Bacon-Wrapped Apple Pie?

| Winning Edge |

By Dave Anderson

I have no style sense whatever, and very little culinary expertise. If I need to wear jacket and tie, my wife picks out the ensemble. If I’m left to do the cooking we’re likely to end up with bacon and broccoli, or maybe bacon and canned peaches.

But when it comes to matching up handguns and knives my judgment is as good as any, better than some. Or at least, I know what I like. Here are a few of my favorite handgun/knife combinations, reflecting my impeccable taste and refined aesthetics. See if you agree. Meanwhile I have to make dinner. I’m thinking bacon-wrapped apple pie sound about right.


My best hunting knife is this Bob Dozier handmade custom. Dozier knives are perfectly detailed but still practical working knives made for hard use. He calls this the “Utility” model from his Bare Bones line. Dozier is an acknowledged master at tempering D2 for both edge-holding hardness and tough durability. He also makes the leather sheath to hold the knife safely and securely. In today’s custom market the price of $450 is a bargain. It’s a perfect match for the Colt Woodsman.


Also from Dozier is the K-20 Canoe model. Blade length is 27/8″, weight just three ounces. Kydex sheath locks knife in securely and carries horizontally on the belt. Steel is D2 with black micarta handles. Currently it retails at $205.

With its razor sharpness and edge-holding ability, the little knife performs far above its size. The Beretta 71 .22 LR, shown here with the 6″ barrel, also punches above its weight class. It’s the most reliable .22 semi-auto I’ve ever owned, and accurate to boot.


Let’s say you had to survive in one of the world’s wild places; the Alaskan wilderness, for example. Okay, it’s not going to happen and if it did you’d probably find tourists already there. But we can dream. In my view the single most important tool you can have is an axe, such as this Scandinavian Forest axe by Gransfors Bruk. It’s both tough and takes a skinning-sharp edge.

There isn’t a more versatile, all-around handgun than a medium-frame, double-action .357 Magnum revolver. I greatly admire the stainless steel S&W 686, although I’ll concede a stainless Ruger GP-100 would be just as acceptable.

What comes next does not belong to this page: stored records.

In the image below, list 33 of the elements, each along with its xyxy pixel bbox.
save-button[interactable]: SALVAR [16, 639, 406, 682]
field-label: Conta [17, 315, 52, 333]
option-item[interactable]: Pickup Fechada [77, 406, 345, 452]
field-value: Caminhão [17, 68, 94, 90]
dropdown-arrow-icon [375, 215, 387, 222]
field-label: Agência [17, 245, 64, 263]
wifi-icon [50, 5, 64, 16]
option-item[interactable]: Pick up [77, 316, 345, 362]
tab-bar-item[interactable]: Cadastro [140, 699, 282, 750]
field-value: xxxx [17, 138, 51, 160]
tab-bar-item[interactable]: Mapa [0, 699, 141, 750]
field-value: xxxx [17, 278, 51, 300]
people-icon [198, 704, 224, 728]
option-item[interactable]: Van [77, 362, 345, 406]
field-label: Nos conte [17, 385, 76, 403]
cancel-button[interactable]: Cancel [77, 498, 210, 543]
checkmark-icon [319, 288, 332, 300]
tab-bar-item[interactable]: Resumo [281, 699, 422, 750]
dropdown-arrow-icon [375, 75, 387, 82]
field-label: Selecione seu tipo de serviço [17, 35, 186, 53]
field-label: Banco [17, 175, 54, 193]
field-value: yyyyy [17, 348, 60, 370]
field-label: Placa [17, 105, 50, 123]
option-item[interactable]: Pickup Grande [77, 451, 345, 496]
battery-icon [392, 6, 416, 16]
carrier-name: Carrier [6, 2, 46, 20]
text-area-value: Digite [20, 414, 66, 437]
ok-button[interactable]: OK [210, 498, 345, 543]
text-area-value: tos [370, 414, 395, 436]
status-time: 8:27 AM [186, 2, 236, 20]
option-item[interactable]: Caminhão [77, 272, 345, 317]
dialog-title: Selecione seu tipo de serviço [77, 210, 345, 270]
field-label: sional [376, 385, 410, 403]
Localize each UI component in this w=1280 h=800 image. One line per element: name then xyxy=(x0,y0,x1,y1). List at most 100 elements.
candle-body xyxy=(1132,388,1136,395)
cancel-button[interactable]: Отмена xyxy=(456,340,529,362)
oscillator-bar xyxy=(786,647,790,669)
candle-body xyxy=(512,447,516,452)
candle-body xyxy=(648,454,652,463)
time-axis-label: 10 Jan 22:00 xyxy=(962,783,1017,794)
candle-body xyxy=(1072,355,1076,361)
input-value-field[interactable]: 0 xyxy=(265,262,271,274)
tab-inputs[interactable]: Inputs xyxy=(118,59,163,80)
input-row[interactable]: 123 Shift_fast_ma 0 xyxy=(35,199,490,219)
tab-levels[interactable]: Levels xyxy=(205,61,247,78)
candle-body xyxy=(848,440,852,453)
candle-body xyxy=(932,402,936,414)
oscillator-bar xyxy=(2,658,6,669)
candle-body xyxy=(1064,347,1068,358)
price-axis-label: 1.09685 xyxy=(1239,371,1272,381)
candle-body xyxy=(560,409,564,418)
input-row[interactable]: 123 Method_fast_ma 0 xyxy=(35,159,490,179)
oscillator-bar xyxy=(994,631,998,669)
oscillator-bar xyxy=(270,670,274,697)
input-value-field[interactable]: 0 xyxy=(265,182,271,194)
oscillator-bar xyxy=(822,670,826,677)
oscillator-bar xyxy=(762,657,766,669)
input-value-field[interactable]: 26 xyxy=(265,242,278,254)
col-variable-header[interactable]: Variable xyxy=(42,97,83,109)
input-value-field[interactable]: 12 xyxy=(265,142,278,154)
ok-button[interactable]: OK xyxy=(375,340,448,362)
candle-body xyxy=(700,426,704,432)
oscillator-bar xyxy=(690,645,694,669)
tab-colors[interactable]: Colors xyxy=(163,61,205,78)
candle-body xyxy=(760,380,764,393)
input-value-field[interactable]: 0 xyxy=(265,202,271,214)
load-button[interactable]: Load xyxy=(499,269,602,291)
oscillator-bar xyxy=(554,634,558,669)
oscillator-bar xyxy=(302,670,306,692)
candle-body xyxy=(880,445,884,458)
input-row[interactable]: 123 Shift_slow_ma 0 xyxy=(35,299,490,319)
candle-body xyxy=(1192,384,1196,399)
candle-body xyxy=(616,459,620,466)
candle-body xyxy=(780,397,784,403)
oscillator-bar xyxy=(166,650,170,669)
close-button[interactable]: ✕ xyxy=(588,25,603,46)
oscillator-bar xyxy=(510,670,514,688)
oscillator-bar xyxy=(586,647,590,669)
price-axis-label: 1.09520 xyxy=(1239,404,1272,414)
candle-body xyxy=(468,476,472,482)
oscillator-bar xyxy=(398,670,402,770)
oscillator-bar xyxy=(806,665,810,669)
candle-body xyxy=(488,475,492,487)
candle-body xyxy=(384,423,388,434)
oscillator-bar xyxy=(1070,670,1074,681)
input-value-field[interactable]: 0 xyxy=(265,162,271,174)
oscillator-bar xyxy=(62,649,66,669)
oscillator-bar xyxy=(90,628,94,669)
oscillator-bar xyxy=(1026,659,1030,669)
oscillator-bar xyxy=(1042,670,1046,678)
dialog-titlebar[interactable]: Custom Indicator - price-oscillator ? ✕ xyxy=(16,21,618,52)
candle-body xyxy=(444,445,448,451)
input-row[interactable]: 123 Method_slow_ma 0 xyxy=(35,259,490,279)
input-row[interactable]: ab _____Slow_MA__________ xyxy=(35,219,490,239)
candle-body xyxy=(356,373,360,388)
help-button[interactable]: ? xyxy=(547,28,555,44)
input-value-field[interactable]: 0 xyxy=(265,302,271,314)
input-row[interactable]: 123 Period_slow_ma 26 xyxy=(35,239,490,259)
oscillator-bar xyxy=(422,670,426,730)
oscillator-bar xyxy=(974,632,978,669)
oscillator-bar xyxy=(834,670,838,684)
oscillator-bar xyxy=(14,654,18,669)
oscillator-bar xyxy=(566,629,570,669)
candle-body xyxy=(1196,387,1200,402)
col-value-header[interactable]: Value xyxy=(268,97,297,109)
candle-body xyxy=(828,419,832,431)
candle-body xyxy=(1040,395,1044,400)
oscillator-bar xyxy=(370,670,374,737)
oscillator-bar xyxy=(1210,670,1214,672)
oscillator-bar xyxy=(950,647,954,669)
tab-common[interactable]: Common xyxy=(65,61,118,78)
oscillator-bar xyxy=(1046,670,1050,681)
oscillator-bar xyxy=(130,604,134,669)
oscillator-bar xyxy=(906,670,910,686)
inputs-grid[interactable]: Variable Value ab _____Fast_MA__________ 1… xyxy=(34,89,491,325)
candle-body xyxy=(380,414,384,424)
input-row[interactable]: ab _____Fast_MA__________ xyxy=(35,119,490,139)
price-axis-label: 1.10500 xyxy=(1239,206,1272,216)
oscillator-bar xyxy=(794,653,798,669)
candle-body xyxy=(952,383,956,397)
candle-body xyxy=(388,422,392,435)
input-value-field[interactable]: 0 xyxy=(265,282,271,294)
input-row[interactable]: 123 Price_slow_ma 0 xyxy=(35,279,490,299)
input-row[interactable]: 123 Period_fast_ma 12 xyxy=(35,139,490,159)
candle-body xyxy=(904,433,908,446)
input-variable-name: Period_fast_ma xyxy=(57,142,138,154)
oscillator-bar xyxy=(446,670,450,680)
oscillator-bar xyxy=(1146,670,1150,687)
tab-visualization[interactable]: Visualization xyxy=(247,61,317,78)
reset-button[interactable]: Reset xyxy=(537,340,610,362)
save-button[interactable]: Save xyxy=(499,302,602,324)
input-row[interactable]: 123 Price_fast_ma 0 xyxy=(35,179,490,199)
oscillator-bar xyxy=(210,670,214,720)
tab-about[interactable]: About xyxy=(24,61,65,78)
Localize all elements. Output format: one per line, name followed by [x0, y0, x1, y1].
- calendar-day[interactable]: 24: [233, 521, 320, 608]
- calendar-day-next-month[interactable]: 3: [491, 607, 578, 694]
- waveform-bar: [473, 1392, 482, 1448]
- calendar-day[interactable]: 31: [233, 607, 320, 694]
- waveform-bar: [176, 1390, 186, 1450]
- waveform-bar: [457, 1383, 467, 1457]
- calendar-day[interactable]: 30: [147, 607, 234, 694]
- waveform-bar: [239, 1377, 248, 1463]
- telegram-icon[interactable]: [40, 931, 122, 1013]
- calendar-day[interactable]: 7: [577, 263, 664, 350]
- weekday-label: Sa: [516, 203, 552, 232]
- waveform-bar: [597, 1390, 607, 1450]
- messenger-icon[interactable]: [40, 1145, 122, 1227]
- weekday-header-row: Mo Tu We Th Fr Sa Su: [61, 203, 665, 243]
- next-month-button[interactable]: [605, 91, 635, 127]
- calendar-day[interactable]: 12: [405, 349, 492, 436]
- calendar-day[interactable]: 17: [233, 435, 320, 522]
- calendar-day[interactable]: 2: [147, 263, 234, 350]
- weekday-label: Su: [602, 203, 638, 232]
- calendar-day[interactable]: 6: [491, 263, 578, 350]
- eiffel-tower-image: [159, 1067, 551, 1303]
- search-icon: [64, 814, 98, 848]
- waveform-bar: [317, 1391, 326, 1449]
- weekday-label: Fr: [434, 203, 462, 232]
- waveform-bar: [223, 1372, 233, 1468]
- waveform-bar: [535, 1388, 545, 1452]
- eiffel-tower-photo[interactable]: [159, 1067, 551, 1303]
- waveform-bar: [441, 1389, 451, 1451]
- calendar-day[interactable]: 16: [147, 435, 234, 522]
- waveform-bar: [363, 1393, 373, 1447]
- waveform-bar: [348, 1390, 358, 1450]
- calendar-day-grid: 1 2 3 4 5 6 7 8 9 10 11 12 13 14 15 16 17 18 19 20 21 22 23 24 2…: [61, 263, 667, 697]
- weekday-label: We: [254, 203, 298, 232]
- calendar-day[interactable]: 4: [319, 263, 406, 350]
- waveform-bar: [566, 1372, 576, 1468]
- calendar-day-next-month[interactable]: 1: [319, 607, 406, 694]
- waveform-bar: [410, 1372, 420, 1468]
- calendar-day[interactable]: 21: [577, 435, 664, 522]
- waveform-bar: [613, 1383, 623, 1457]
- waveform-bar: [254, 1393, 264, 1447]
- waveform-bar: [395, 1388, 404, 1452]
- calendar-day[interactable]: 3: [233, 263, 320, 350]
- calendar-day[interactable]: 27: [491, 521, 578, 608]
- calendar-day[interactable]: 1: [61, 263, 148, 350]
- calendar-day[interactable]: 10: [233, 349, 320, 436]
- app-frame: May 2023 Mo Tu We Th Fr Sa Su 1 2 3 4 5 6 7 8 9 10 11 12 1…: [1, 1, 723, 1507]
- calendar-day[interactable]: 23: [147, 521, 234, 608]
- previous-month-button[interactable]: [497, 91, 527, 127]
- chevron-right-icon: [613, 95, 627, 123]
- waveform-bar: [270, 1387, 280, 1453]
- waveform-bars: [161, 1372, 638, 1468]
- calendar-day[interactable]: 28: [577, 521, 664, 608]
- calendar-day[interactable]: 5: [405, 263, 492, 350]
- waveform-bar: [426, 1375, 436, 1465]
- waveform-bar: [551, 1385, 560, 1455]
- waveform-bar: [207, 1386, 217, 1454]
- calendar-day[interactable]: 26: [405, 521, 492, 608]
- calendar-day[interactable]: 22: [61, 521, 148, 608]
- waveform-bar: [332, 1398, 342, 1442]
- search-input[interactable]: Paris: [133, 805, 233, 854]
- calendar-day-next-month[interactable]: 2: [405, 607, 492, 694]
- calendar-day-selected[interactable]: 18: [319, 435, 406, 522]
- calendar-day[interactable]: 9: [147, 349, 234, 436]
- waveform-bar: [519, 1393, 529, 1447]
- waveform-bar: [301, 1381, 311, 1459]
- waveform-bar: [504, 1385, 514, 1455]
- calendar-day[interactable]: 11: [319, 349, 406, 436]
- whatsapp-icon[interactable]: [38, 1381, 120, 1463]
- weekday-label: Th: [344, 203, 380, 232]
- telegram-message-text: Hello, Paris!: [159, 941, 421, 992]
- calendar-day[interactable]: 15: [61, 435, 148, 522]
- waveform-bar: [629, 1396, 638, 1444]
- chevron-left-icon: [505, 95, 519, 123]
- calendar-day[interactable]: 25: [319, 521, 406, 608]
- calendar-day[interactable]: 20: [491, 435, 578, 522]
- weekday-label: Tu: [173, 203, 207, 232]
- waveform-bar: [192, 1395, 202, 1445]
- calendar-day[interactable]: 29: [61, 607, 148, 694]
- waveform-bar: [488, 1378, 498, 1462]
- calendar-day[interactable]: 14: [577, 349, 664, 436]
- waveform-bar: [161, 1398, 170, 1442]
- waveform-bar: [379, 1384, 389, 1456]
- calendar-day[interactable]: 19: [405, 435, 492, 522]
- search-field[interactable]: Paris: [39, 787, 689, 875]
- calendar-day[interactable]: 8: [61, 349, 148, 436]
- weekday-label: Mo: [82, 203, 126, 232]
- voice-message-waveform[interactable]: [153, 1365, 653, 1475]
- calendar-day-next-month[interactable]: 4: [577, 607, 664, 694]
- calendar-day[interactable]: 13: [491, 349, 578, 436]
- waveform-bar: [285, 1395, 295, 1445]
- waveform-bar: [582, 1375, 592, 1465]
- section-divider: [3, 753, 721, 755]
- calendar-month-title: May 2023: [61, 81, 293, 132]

Just as tough and versatile is the Cold Steel Master Hunter. It has a 41/2″ flat-ground blade of VG-1 San Mai steel, 3/16″ thick at the spine. At $160 it’s a lot of knife for the money. And no, I’ve never been lost in the wilderness, but I haven’t given up hope.


Sometimes only the finest, most elegant ensemble will do. When I carry my Nighthawk Falcon Commander .45 ACP it would be a grotesque faux pas to pair it up with a knife of lesser distinction. The most strikingly handsome knife I own is this Spyderco Chaparral3. The handle scales are titanium, machined in a 3D-stepped pattern. It’s a showpiece, but like all Spyderco knives it isn’t just show. The blade is CTS XHP stainless steel, flat ground and sharp as can be. Neither materials nor workmanship are cheap, as MSRP on this knife is $564.95.


These are the kind of knives I’ve carried most of my life, as did my dad and grandfather. Bottom knife is a Browning, which I think has been discontinued. Above it is a Buck Stockman which lists at $57, has excellent workmanship and materials and is made in the USA. The Streamlight Polytach is an excellent flashlight and a remarkably good value.